Finnish tertiary level slips below OECD average | New

The percentage of the population with a university degree has increased slightly in Finland since the turn of the millennium, but not as strongly as in other industrialized countries, according to OECD data.

A graduation procession for Åbo Akademi University in the city of Turku (file photo). Image: Nora Engström / Yle

Among the 38 member countries of the OECD, the percentage of people aged 25 to 34 with higher education rose from 27% to 48% in the first two decades of this century, the Ministry of Education said on Monday. Education and Culture.

In Finland, at the same time, the share of the age group with a university degree increased only slightly, from 39 to 40 %. As a result, Finland’s position has deteriorated compared to other industrialized countries.

At the turn of the millennium, Finland had one of the highest percentages of highly skilled young adults in the OECD, tied with the United States and South Korea. Last year, it fell significantly below the OECD average in Chile and Turkey.

A similar trend is developing among the wider working-age population, aged 25-64.

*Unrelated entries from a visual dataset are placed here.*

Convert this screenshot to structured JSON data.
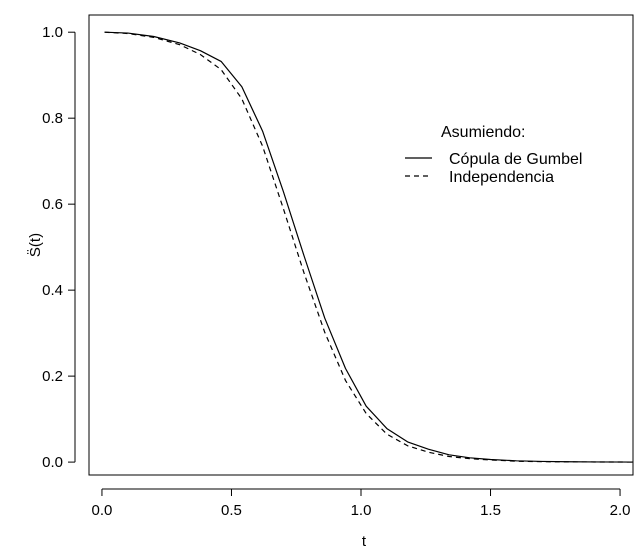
{
  "chart_data": {
    "type": "line",
    "xlabel": "t",
    "ylabel": "S̈(t)",
    "xlim": [
      -0.05,
      2.05
    ],
    "ylim": [
      -0.03,
      1.04
    ],
    "x_ticks": [
      0.0,
      0.5,
      1.0,
      1.5,
      2.0
    ],
    "x_tick_labels": [
      "0.0",
      "0.5",
      "1.0",
      "1.5",
      "2.0"
    ],
    "y_ticks": [
      0.0,
      0.2,
      0.4,
      0.6,
      0.8,
      1.0
    ],
    "y_tick_labels": [
      "0.0",
      "0.2",
      "0.4",
      "0.6",
      "0.8",
      "1.0"
    ],
    "grid": false,
    "legend": {
      "title": "Asumiendo:",
      "position": "upper-right"
    },
    "series": [
      {
        "name": "Cópula de Gumbel",
        "style": "solid",
        "color": "#000000",
        "x": [
          0.01,
          0.1,
          0.2,
          0.3,
          0.38,
          0.46,
          0.54,
          0.62,
          0.7,
          0.78,
          0.86,
          0.94,
          1.02,
          1.1,
          1.18,
          1.26,
          1.34,
          1.42,
          1.5,
          1.6,
          1.7,
          1.8,
          1.9,
          2.05
        ],
        "y": [
          1.0,
          0.998,
          0.99,
          0.975,
          0.957,
          0.932,
          0.873,
          0.77,
          0.63,
          0.48,
          0.335,
          0.218,
          0.13,
          0.078,
          0.047,
          0.03,
          0.017,
          0.01,
          0.006,
          0.003,
          0.0015,
          0.0008,
          0.0004,
          0.0001
        ]
      },
      {
        "name": "Independencia",
        "style": "dashed",
        "color": "#000000",
        "x": [
          0.01,
          0.1,
          0.2,
          0.3,
          0.38,
          0.46,
          0.54,
          0.62,
          0.7,
          0.78,
          0.86,
          0.94,
          1.02,
          1.1,
          1.18,
          1.26,
          1.34,
          1.42,
          1.5,
          1.6,
          1.7,
          1.8,
          1.9,
          2.05
        ],
        "y": [
          1.0,
          0.997,
          0.988,
          0.971,
          0.948,
          0.913,
          0.845,
          0.735,
          0.59,
          0.44,
          0.302,
          0.19,
          0.113,
          0.065,
          0.038,
          0.023,
          0.013,
          0.008,
          0.005,
          0.002,
          0.001,
          0.0005,
          0.0003,
          0.0001
        ]
      }
    ]
  }
}
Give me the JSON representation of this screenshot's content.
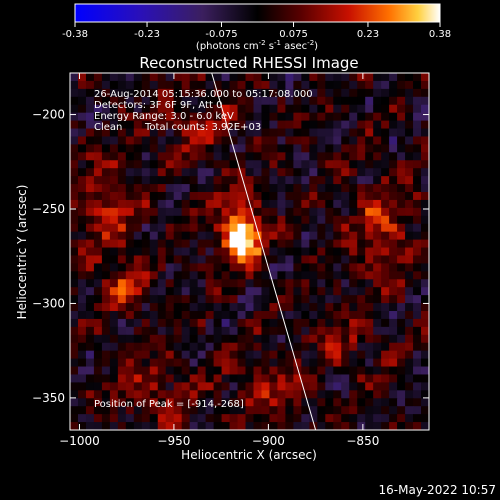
{
  "chart_data": {
    "type": "heatmap",
    "title": "Reconstructed RHESSI Image",
    "xlabel": "Heliocentric X (arcsec)",
    "ylabel": "Heliocentric Y (arcsec)",
    "xlim": [
      -1005,
      -815
    ],
    "ylim": [
      -367,
      -178
    ],
    "x_ticks": [
      -1000,
      -950,
      -900,
      -850
    ],
    "y_ticks": [
      -200,
      -250,
      -300,
      -350
    ],
    "colorbar": {
      "min": -0.38,
      "max": 0.38,
      "ticks": [
        "-0.38",
        "-0.23",
        "-0.075",
        "0.075",
        "0.23",
        "0.38"
      ],
      "unit_prefix": "(photons cm",
      "unit_exp1": "-2",
      "unit_mid1": " s",
      "unit_exp2": "-1",
      "unit_mid2": " asec",
      "unit_exp3": "-2",
      "unit_suffix": ")"
    },
    "annotations": {
      "time_range": "26-Aug-2014 05:15:36.000 to 05:17:08.000",
      "detectors": "Detectors: 3F 6F 9F, Att 0",
      "energy": "Energy Range: 3.0 - 6.0 keV",
      "method": "Clean",
      "counts": "Total counts: 3.92E+03",
      "peak": "Position of Peak = [-914,-268]"
    },
    "peak": {
      "x": -914,
      "y": -268,
      "value": 0.38
    },
    "sources": [
      {
        "x": -914,
        "y": -268,
        "amp": 0.38,
        "sx": 6,
        "sy": 7
      },
      {
        "x": -916,
        "y": -255,
        "amp": 0.17,
        "sx": 10,
        "sy": 14
      },
      {
        "x": -975,
        "y": -290,
        "amp": 0.19,
        "sx": 8,
        "sy": 9
      },
      {
        "x": -985,
        "y": -250,
        "amp": 0.14,
        "sx": 12,
        "sy": 20
      },
      {
        "x": -840,
        "y": -260,
        "amp": 0.16,
        "sx": 12,
        "sy": 18
      },
      {
        "x": -900,
        "y": -345,
        "amp": 0.13,
        "sx": 14,
        "sy": 10
      },
      {
        "x": -960,
        "y": -345,
        "amp": 0.11,
        "sx": 15,
        "sy": 12
      },
      {
        "x": -940,
        "y": -205,
        "amp": 0.1,
        "sx": 15,
        "sy": 12
      },
      {
        "x": -860,
        "y": -320,
        "amp": 0.1,
        "sx": 12,
        "sy": 12
      }
    ],
    "limb": [
      {
        "x": -930,
        "y": -178
      },
      {
        "x": -875,
        "y": -367
      }
    ],
    "grid": false
  },
  "footer": {
    "date": "16-May-2022 10:57"
  }
}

As recently as 2011, the share of people in this group with tertiary education in Finland was almost eight percentage points higher than the OECD average, with Finland at 39 .3% compared to the OECD average of 31.5%.

Last year, the latter figure had risen to 41.1% across the OECD, close to Finland’s share of 42.3%. This means that Finland has moved from the top quarter of OECD countries to the middle of the table.

Higher degrees lead to lower unemployment rates

The results are taken from the OECD Education at a Glance report, which this year focused on higher education.

The comparison does not take into account the quality of education, exam results or professional success, but simply the number of residents with higher education qualifications.

However, having a university degree gives young people strong advantages in the labor market, according to the OECD.

In 2021, the average unemployment rate for people with a tertiary education in OECD countries was 4%, compared to 6% for those who had only completed the second cycle of education secondary and 11% for those with a lower level of education.

“The dramatic increase in educational attainment offers a unique opportunity to fuel economic and social progress in our countries,” said the OECD Secretary-General. Mathias Corman said in a statement.

Higher education also tends to be correlated with higher salaries.

On average in OECD countries, tertiary education provides a salary advantage of 55% compared to a secondary diploma.

In Finland, that advantage was 34% – lower than the OECD average, but higher than other Nordic countries, the education ministry said.

“When comparing the wage premium to education, Finland is interestingly the only OECD country where a [university-level] diploma does not increase the salary compared to a basic diploma,” he added.

According to the ministry, only a quarter of Finnish higher education students are currently studying for postgraduate degrees at master’s level, while 69% are studying towards a bachelor’s degree.